My first book, The Intoxication of Destruction in Theory, Culture and Media: A Philosophy of Expenditure After Georges Bataille was published in 2022 by Amsterdam University Press, and is available here. In it, I take destruction as the founding operation of culture and trace it through philosophy, the media of September 11 and disaster films, end-of-the-world narratives, execution and eroticism, before addressing the effects of the displacement of linear destruction on the culture and media produced in digital systems. In other words, it’s got sex, death, explosions… and computers. And an unexpected amount of Walter Benjamin for some reason. And a joke that will only be funny to people who are intimately familiar with Australian slang and Georges Bataille. I hope both of those people enjoy it. 
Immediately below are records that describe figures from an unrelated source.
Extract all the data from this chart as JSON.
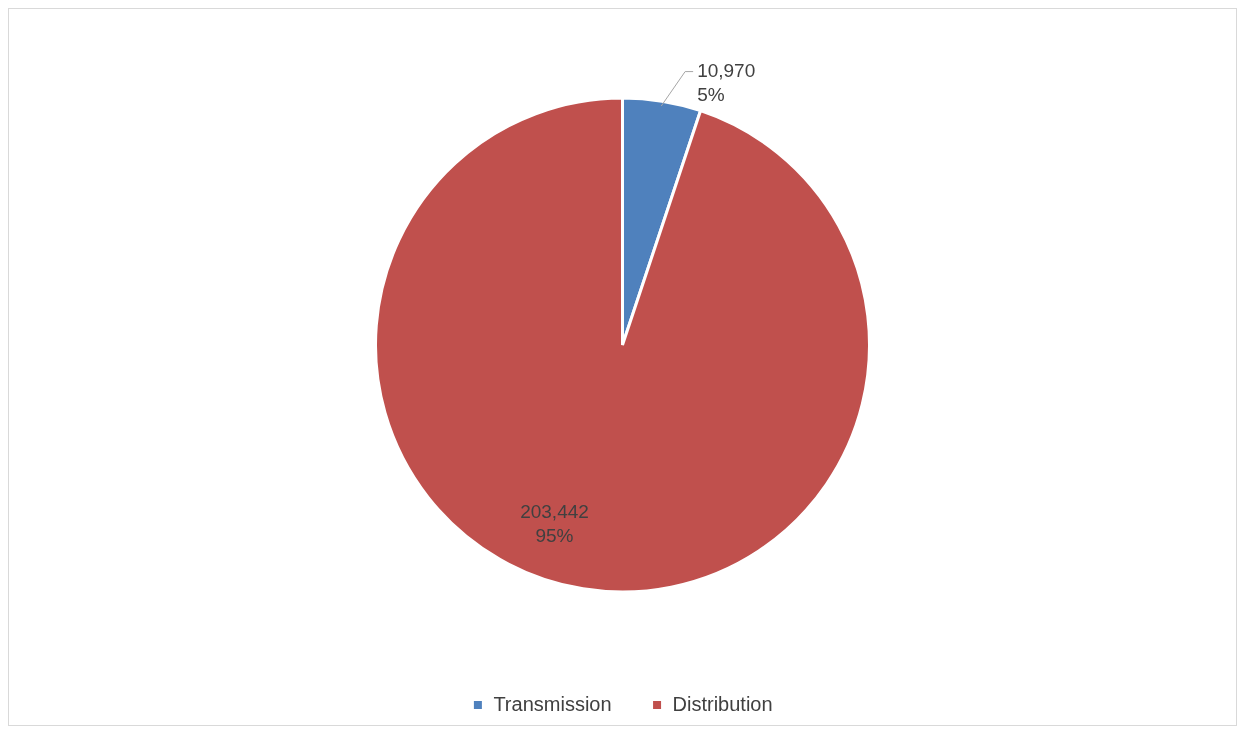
{
  "chart_data": {
    "type": "pie",
    "categories": [
      "Transmission",
      "Distribution"
    ],
    "values": [
      10970,
      203442
    ],
    "colors": [
      "#4f81bd",
      "#c0504d"
    ],
    "value_labels": [
      "10,970\n5%",
      "203,442\n95%"
    ],
    "legend": "bottom"
  }
}
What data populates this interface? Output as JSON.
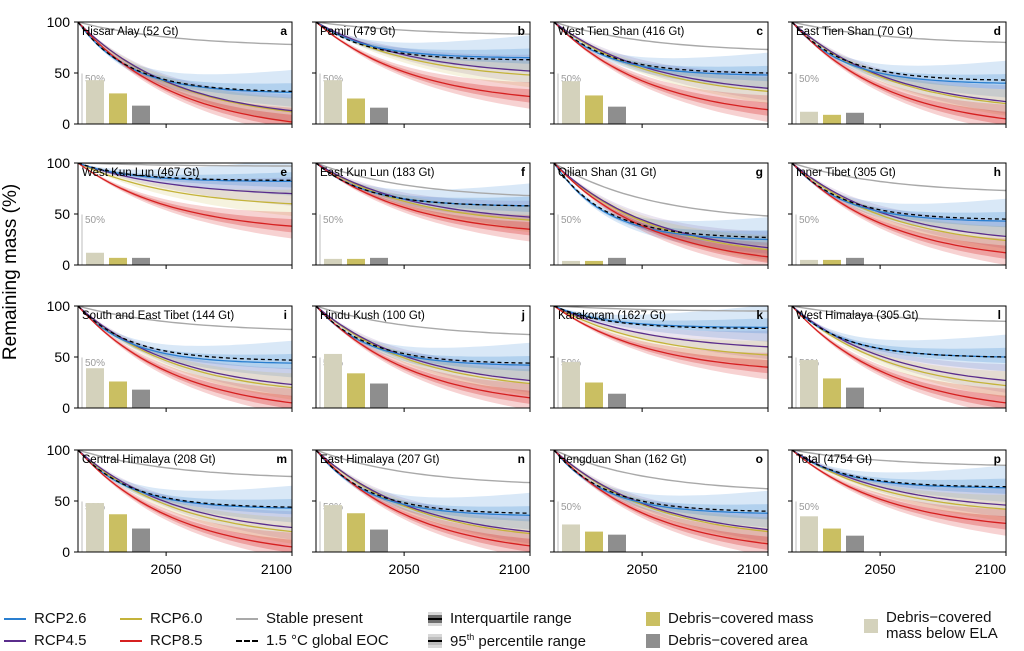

My current research investigates how colonial logics continue to inform everyday digital cultures and practices, and the rigid boundaries of social and individual identity these produce. I seek to uncover the implications these practices have, as well as the cracks where resistance is possible, to encounter contradiction, disruption and the liminal.

In October 2022, Dr. Eloise Faichney and I launched a new project examining the re-emergence of queer spaces in post-lockdown Melbourne. We’re considering how those spaces have changed, moved and evolved, as well as the dynamics between physical and digital queer communities.